Examples of HMX applied to a variety of careers

HMx has also developed content for jobs that require deep medical knowledge. The HMX Fundamentals curriculum focuses on foundational topics (biochemistry, genetics, immunology, pharmacology, and physiology) for a variety of jobs in the healthcare industry. The 5-course series is available for $425 per course.  

HMX also has continuing education courses for doctors in new fields of medicine with major breakthroughs, such as genetics and immunology.  These courses are also useful for IT professionals focused on big data and personalized medicine. 

What does this mean for how we educate our children?

In his new book, The Globotics Upheaval: Globalization, Robotics, and the Future of Work, economist Richard Baldwin discusses the job opportunities of the future.  Despite all the talk of Science, Technology, Engineering, and Math (STEM), Baldwin has an interesting conclusion on how we should educate our children.

“In a nutshell, it’s soft skills.

To work in teams, to be innovative, to be curious, to be ethical, to deal with many people at the same time, to motivate many, many people at the same time. It is social intelligence. What is your ability to imagine what other people are thinking and understand why they are thinking that way? How to resolve conflict and create cooperation.  

These skills cannot be reduced to a structured data set. And, as a consequence, those types of tasks won’t be automated going forward.  Almost every child will have digital literacy in order to survive in this new world. STEM skills are not the answer to everything.

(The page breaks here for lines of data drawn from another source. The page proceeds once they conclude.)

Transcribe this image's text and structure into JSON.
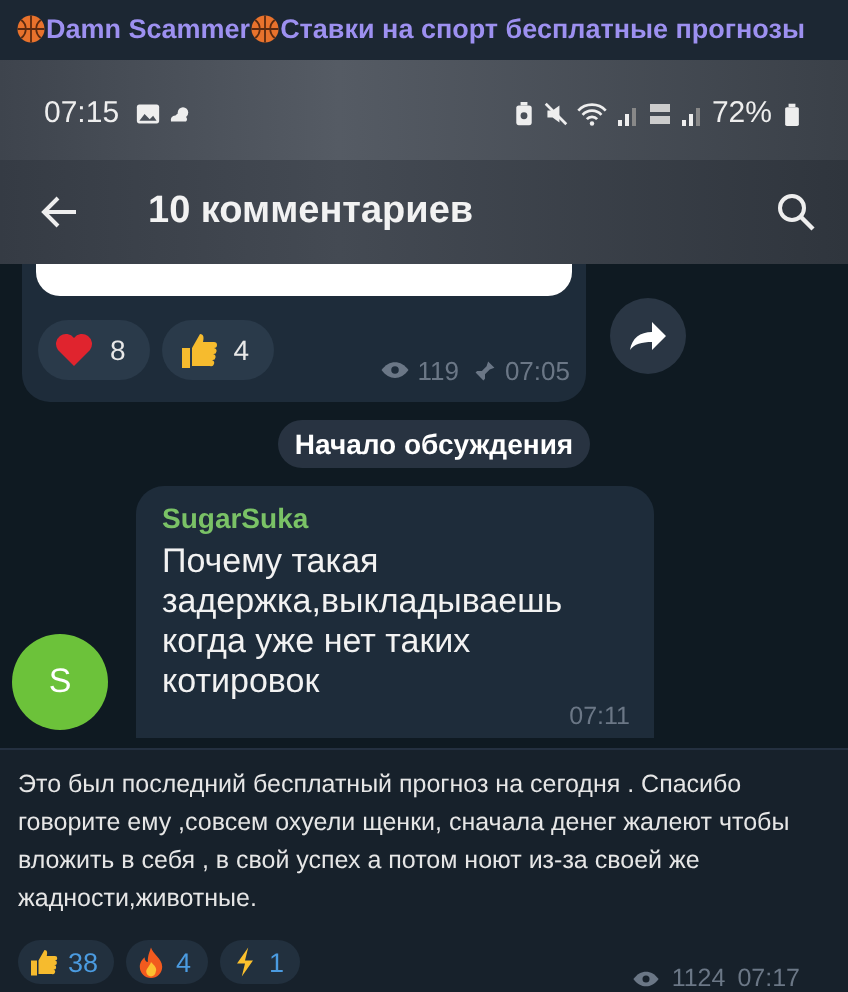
{
  "channel": {
    "title_parts": [
      "Damn Scammer",
      "Ставки на спорт бесплатные прогнозы"
    ]
  },
  "screenshot": {
    "status_bar": {
      "time": "07:15",
      "battery": "72%"
    },
    "app_bar": {
      "title": "10 комментариев"
    },
    "post": {
      "reactions": [
        {
          "kind": "heart",
          "count": "8"
        },
        {
          "kind": "thumbs_up",
          "count": "4"
        }
      ],
      "views": "119",
      "time": "07:05"
    },
    "service_message": "Начало обсуждения",
    "comment": {
      "author": "SugarSuka",
      "avatar": "S",
      "text": "Почему такая задержка,выкладываешь когда уже нет таких котировок",
      "time": "07:11"
    }
  },
  "caption": "Это был последний бесплатный прогноз на сегодня . Спасибо говорите ему ,совсем охуели щенки, сначала денег жалеют чтобы вложить в себя , в свой успех а потом ноют из-за своей же жадности,животные.",
  "reactions": [
    {
      "kind": "thumbs_up",
      "count": "38"
    },
    {
      "kind": "fire",
      "count": "4"
    },
    {
      "kind": "zap",
      "count": "1"
    }
  ],
  "views": "1124",
  "time": "07:17"
}
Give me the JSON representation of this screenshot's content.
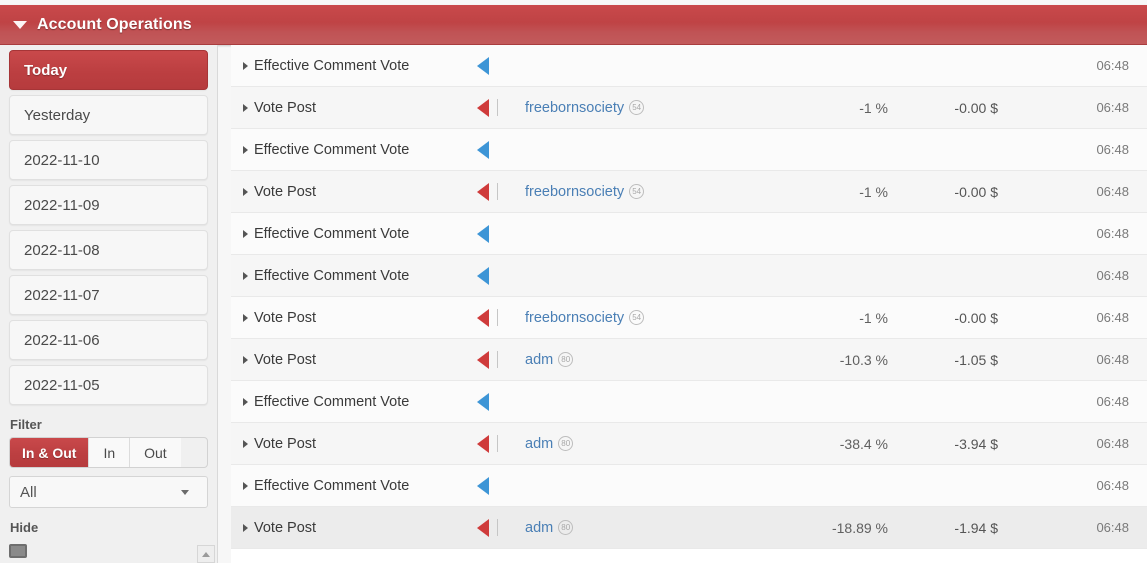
{
  "header": {
    "title": "Account Operations",
    "caret_icon": "caret-down-icon"
  },
  "sidebar": {
    "dates": [
      {
        "label": "Today",
        "active": true
      },
      {
        "label": "Yesterday",
        "active": false
      },
      {
        "label": "2022-11-10",
        "active": false
      },
      {
        "label": "2022-11-09",
        "active": false
      },
      {
        "label": "2022-11-08",
        "active": false
      },
      {
        "label": "2022-11-07",
        "active": false
      },
      {
        "label": "2022-11-06",
        "active": false
      },
      {
        "label": "2022-11-05",
        "active": false
      }
    ],
    "filter_label": "Filter",
    "filter_buttons": [
      {
        "label": "In & Out",
        "active": true
      },
      {
        "label": "In",
        "active": false
      },
      {
        "label": "Out",
        "active": false
      }
    ],
    "select_value": "All",
    "hide_label": "Hide"
  },
  "table": {
    "rows": [
      {
        "type": "Effective Comment Vote",
        "direction": "in",
        "user": "",
        "rep": "",
        "percent": "",
        "amount": "",
        "time": "06:48"
      },
      {
        "type": "Vote Post",
        "direction": "out",
        "user": "freebornsociety",
        "rep": "54",
        "percent": "-1 %",
        "amount": "-0.00 $",
        "time": "06:48"
      },
      {
        "type": "Effective Comment Vote",
        "direction": "in",
        "user": "",
        "rep": "",
        "percent": "",
        "amount": "",
        "time": "06:48"
      },
      {
        "type": "Vote Post",
        "direction": "out",
        "user": "freebornsociety",
        "rep": "54",
        "percent": "-1 %",
        "amount": "-0.00 $",
        "time": "06:48"
      },
      {
        "type": "Effective Comment Vote",
        "direction": "in",
        "user": "",
        "rep": "",
        "percent": "",
        "amount": "",
        "time": "06:48"
      },
      {
        "type": "Effective Comment Vote",
        "direction": "in",
        "user": "",
        "rep": "",
        "percent": "",
        "amount": "",
        "time": "06:48"
      },
      {
        "type": "Vote Post",
        "direction": "out",
        "user": "freebornsociety",
        "rep": "54",
        "percent": "-1 %",
        "amount": "-0.00 $",
        "time": "06:48"
      },
      {
        "type": "Vote Post",
        "direction": "out",
        "user": "adm",
        "rep": "80",
        "percent": "-10.3 %",
        "amount": "-1.05 $",
        "time": "06:48"
      },
      {
        "type": "Effective Comment Vote",
        "direction": "in",
        "user": "",
        "rep": "",
        "percent": "",
        "amount": "",
        "time": "06:48"
      },
      {
        "type": "Vote Post",
        "direction": "out",
        "user": "adm",
        "rep": "80",
        "percent": "-38.4 %",
        "amount": "-3.94 $",
        "time": "06:48"
      },
      {
        "type": "Effective Comment Vote",
        "direction": "in",
        "user": "",
        "rep": "",
        "percent": "",
        "amount": "",
        "time": "06:48"
      },
      {
        "type": "Vote Post",
        "direction": "out",
        "user": "adm",
        "rep": "80",
        "percent": "-18.89 %",
        "amount": "-1.94 $",
        "time": "06:48"
      }
    ]
  },
  "colors": {
    "accent_red": "#bf4345",
    "arrow_in_blue": "#3d95d6",
    "arrow_out_red": "#cf3b3b",
    "username_blue": "#4a7fb5"
  }
}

It’s really the softer skills that are going to be critical to success in the future.”

The social skills required to succeed in the Future of Work cannot wait for university. They must be developed  in our early education models and matured through high school.   

I believe the single most important economic development strategy for any town, city or nation is to develop an education system that combines a rigorous math and science curriculum, with new tools of individual learning plans, teamwork, applied knowledge, and mastery-based grading systems.    

Parents will move anywhere to invest in their kid’s future. In a world where countries are aggressively competing for global talent, innovative education systems may be the means for small countries like Romania to compete.  This will the subject of the 4th and final article on PressOne’s introduction to the Future of Work.